After the Organization of the Petroleum Exporting Countries and major producers finished their meeting in Vienna, Russia's energy minister said no decision was expected before January, although other ministers suggested such a decision could be taken before the end of this year.
"I believe that January is the earliest date when we can actually, credibly speak about the state of the market," Russian Energy Minister Alexander Novak said.
By 12:32 p.m. ET (1632 GMT), Brent crude was up 20 cents a barrel, or 0.4 percent, at $56.63 a barrel, after hitting $56.87, its highest since March.
U.S. West Texas Intermediate (WTI) crude dipped 5 cents a barrel, or 0.1 percent, to $50.50 a barrel, within a few cents of its May peak.
For the week, Brent was on track for a gain of 2 percent, while WTI was set to rise about 1.5 percent.
Oil prices have gained more than 15 percent in the last three months, suggesting output cuts of 1.8 million barrels per day by OPEC and other producers have helped clear the global crude glut.
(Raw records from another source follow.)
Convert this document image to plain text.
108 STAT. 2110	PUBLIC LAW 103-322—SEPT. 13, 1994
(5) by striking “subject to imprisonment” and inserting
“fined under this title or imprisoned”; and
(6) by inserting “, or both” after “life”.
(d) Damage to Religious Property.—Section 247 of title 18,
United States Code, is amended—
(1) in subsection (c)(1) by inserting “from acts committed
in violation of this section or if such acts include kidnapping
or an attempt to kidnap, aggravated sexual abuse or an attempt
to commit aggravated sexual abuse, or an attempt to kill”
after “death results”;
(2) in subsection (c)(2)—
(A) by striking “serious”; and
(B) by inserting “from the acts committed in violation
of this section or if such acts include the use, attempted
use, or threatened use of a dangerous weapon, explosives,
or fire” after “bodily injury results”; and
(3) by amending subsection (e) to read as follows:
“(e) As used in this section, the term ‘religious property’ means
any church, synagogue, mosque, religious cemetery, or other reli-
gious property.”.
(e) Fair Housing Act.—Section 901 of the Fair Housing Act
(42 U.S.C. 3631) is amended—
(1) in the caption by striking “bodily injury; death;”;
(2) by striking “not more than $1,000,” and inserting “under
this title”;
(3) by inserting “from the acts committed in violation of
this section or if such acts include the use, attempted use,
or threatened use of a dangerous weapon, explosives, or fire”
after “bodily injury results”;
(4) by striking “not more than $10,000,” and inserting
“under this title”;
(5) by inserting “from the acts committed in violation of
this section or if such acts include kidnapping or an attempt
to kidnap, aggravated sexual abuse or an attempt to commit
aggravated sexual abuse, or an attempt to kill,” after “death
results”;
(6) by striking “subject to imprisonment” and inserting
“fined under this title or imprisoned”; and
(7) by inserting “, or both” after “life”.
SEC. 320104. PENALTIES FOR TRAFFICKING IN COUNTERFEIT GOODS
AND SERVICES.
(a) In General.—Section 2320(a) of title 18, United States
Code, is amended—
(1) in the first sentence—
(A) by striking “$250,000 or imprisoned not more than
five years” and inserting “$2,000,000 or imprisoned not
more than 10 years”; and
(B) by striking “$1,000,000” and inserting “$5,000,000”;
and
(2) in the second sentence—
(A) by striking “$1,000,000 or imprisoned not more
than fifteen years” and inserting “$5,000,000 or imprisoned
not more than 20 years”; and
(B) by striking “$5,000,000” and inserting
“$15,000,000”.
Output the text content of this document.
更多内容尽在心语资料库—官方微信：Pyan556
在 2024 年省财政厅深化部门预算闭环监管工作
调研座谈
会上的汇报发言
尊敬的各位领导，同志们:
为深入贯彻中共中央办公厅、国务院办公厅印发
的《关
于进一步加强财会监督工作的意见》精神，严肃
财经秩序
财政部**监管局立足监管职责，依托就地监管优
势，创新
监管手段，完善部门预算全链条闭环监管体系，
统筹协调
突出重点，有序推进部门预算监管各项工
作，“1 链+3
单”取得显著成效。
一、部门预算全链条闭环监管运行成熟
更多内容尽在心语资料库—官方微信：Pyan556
Rising global demand has also brought more balance to the market.
"It wasn't a strong surprise to see that they deferred that decision," said Tony Headrick, energy market analyst at CHS Hedging LLC in Inver Grove Heights, Minnesota. "Regardless of the OPEC meeting's outcome, signs are that the market is moving toward balance."
He pointed to strong demand for distillates, especially European gas oil.
This, he said, "is supporting Brent and in turn is supporting U.S. products and WTI as well."
Kuwaiti Oil Minister Essam al-Marzouq, who chaired the meeting in Vienna, said the market "is evidently well on its way towards rebalancing."
Nigeria's oil minister said the country, which OPEC had exempted from the output cut agreement, was actually sticking to its agreed-upon output cap, pumping less than 1.8 million barrels per day (bpd) of crude.
Rising U.S. output has somewhat offset cuts by other producers. Hurricanes in the Gulf of Mexico have pushed up crude inventories as imports resumed and as some U.S. refineries were shut by flooding. The U.S. government reported this week that domestic crude production rose to 9.51 million bpd last week, resuming output close to levels before Hurricane Harvey hit late in August.
Baker Hughes releases data on the U.S. oil rig count, an early indicator of future output, at 1 p.m. ET (1700 GMT). Last week, drillers cut seven rigs, bringing the total down to the lowest since June.